Sejak tahun pertama masuk sekolah menengah atas, aku sudah menjadi part timer di salah satu café yang yah..lumayanlah untuk kebutuhan sekolahku. Menjadi seorang pekerja part time bukanlah hal yang gampang, karena selain bekerja kau juga masih harus memikirkan kewajibanmu sebagai seorang pelajar. Terlebih mata pelajaran yang masih ditentukan oleh sekolah, belum jam pelajaran tambahan untuk kelas tiga. Huh, tapi aku sudah bisa bernapas lega sekarang. Karena aku bisa mengatur jadwal kuliahku sendiri dan jika aku ingin menjadi part timer lagi itu mungkin tidak akan terlalu membuatku kesulitan.

"Jihyun-ah, ppalli (cepat)!" teriak ibu dari lantai bawah.

"Ne, eomma (ya, ibu)." Aku bergegas mengambil keperluanku dan menuju ruang makan.

"Apa kau sudah mengecek semua keperluanmu hari ini? Jangan sampai ada yang tertinggal!" ucapnya seraya menuangkan segelas susu.
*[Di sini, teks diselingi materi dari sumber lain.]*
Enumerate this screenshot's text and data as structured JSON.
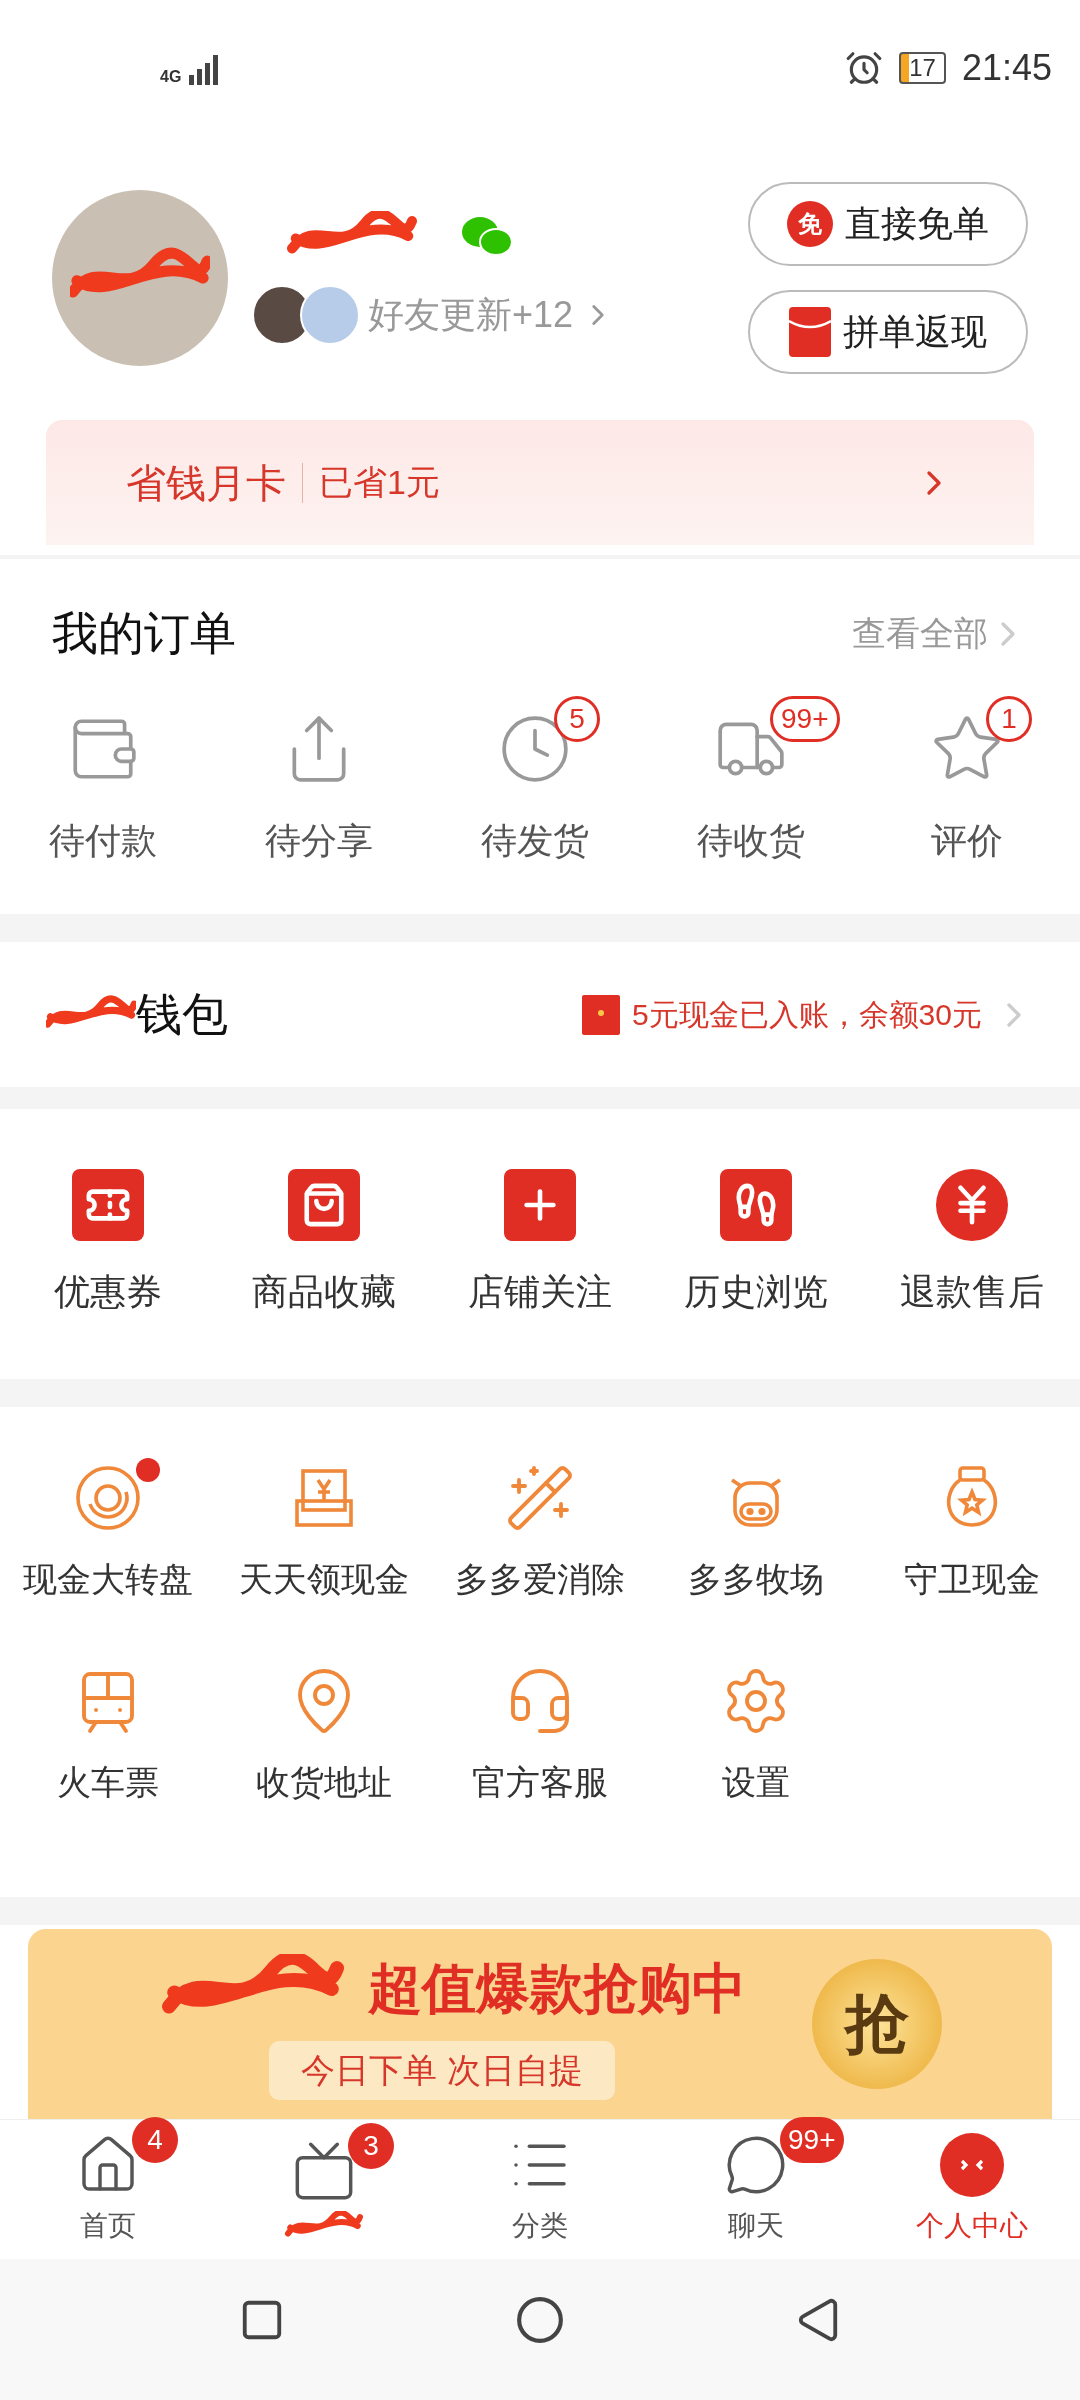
{
  "status_bar": {
    "time": "21:45",
    "battery": "17",
    "network": "4G"
  },
  "profile": {
    "friends_update": "好友更新+12",
    "buttons": [
      {
        "label": "直接免单",
        "badge": "免"
      },
      {
        "label": "拼单返现"
      }
    ]
  },
  "savings_card": {
    "title": "省钱月卡",
    "saved": "已省1元"
  },
  "orders": {
    "title": "我的订单",
    "view_all": "查看全部",
    "items": [
      {
        "label": "待付款"
      },
      {
        "label": "待分享"
      },
      {
        "label": "待发货",
        "count": "5"
      },
      {
        "label": "待收货",
        "count": "99+"
      },
      {
        "label": "评价",
        "count": "1"
      }
    ]
  },
  "wallet": {
    "title": "钱包",
    "notice": "5元现金已入账，余额30元"
  },
  "shortcuts": [
    {
      "label": "优惠券"
    },
    {
      "label": "商品收藏"
    },
    {
      "label": "店铺关注"
    },
    {
      "label": "历史浏览"
    },
    {
      "label": "退款售后"
    }
  ],
  "tools": [
    {
      "label": "现金大转盘",
      "dot": true
    },
    {
      "label": "天天领现金",
      "dot": false
    },
    {
      "label": "多多爱消除",
      "dot": false
    },
    {
      "label": "多多牧场",
      "dot": false
    },
    {
      "label": "守卫现金",
      "dot": false
    },
    {
      "label": "火车票",
      "dot": false
    },
    {
      "label": "收货地址",
      "dot": false
    },
    {
      "label": "官方客服",
      "dot": false
    },
    {
      "label": "设置",
      "dot": false
    }
  ],
  "banner": {
    "title": "超值爆款抢购中",
    "subtitle": "今日下单 次日自提",
    "button": "抢"
  },
  "tab_bar": [
    {
      "label": "首页",
      "count": "4",
      "selected": false
    },
    {
      "count": "3",
      "selected": false
    },
    {
      "label": "分类",
      "selected": false
    },
    {
      "label": "聊天",
      "count": "99+",
      "selected": false
    },
    {
      "label": "个人中心",
      "selected": true
    }
  ]
}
"Sudah, semuanya lengkap!"

"Cantiknya putriku, makan yang banyak agar kau tidak kelaparan nanti!" celetuk ayah dengan mengusap halus rambutku.

"Aku berangkat, annyeonghigaseyo (sampai jumpa)." Kataku berpamitan.
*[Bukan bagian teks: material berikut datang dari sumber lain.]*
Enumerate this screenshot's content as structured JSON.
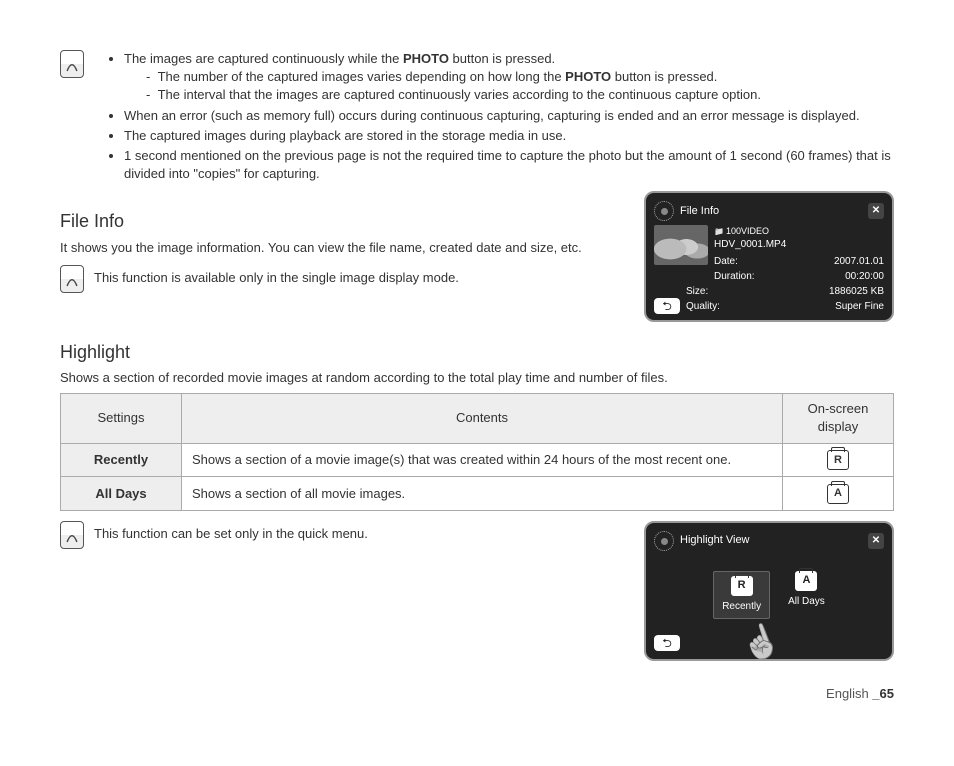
{
  "notes": {
    "b1_pre": "The images are captured continuously while the ",
    "b1_bold": "PHOTO",
    "b1_post": " button is pressed.",
    "b1a_pre": "The number of the captured images varies depending on how long the ",
    "b1a_bold": "PHOTO",
    "b1a_post": " button is pressed.",
    "b1b": "The interval that the images are captured continuously varies according to the continuous capture option.",
    "b2": "When an error (such as memory full) occurs during continuous capturing, capturing is ended and an error message is displayed.",
    "b3": "The captured images during playback are stored in the storage media in use.",
    "b4": "1 second mentioned on the previous page is not the required time to capture the photo but the amount of 1 second (60 frames) that is divided into \"copies\" for capturing."
  },
  "fileInfo": {
    "heading": "File Info",
    "desc": "It shows you the image information. You can view the file name, created date and size, etc.",
    "note": "This function is available only in the single image display mode.",
    "panel": {
      "title": "File Info",
      "folder": "100VIDEO",
      "filename": "HDV_0001.MP4",
      "rows": [
        {
          "k": "Date:",
          "v": "2007.01.01"
        },
        {
          "k": "Duration:",
          "v": "00:20:00"
        },
        {
          "k": "Size:",
          "v": "1886025 KB"
        },
        {
          "k": "Quality:",
          "v": "Super Fine"
        }
      ]
    }
  },
  "highlight": {
    "heading": "Highlight",
    "desc": "Shows a section of recorded movie images at random according to the total play time and number of files.",
    "headers": {
      "settings": "Settings",
      "contents": "Contents",
      "osd": "On-screen display"
    },
    "rows": [
      {
        "setting": "Recently",
        "content": "Shows a section of a movie image(s) that was created within 24 hours of the most recent one.",
        "badge": "R"
      },
      {
        "setting": "All Days",
        "content": "Shows a section of all movie images.",
        "badge": "A"
      }
    ],
    "note": "This function can be set only in the quick menu.",
    "panel": {
      "title": "Highlight View",
      "opt1": "Recently",
      "opt2": "All Days"
    }
  },
  "footer": {
    "lang": "English ",
    "page": "_65"
  }
}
"Kau tak mau berangkat bersama ayah?" Tawar ayah. Aku menggeleng.

"Aku bisa naik kereta bawah tanah, lagipula kampusku dan kantor ayah arahnya berlawanan. Nanti ayah bisa terlambat. Aku berangkat.." Pamitku seraya berlari.

"Joshime (hati-hati)!" Teriak beliau berdua.

***

Di jam-jam seperti ini, kereta bawah tanah adalah pilihan yang tepat. Kondisi gerbong yang sangat lenggang membuatmu bebas menentukan di mana kau akan duduk.

"Permisi, apa aku boleh duduk di sampingmu?" Tanya salah seorang penumpang.

"Ya, silahkan." Ucapku singkat seraya memasangkan headphone di telingaku. Tak lama kemudian kereta sudah sampai di stasiun dekat kampusku. Aku pun beranjak dari tempat duduk ku. Tiba-tiba saja seseorang yang tadi duduk di sampingku muntah-muntah dan mengeluh kesakitan.

"Gwenchanayo (apakah kau baik-baik saja)? Ya, gwenchanayo?" Tanyaku panik. Dia tak menjawab

"Dowajuseyo (tolong)!" Aku semakin panik ketika tidak ada orang di sekelilingku. Kurogoh ponselku dan memanggil ambulance.

"Iya, aku di stasiun bawah tanah Seoul. Jebal ppallijuseyo (kumohon cepatlah)!"

"Hey, gwenchanayo?" Ucapku seraya memegangi tubuh laki-laki itu. Beberapa saat kemudian petugas kereta bawah tanah datang, menghentikan kereta secara cepat dan membawanya ke rumah sakit.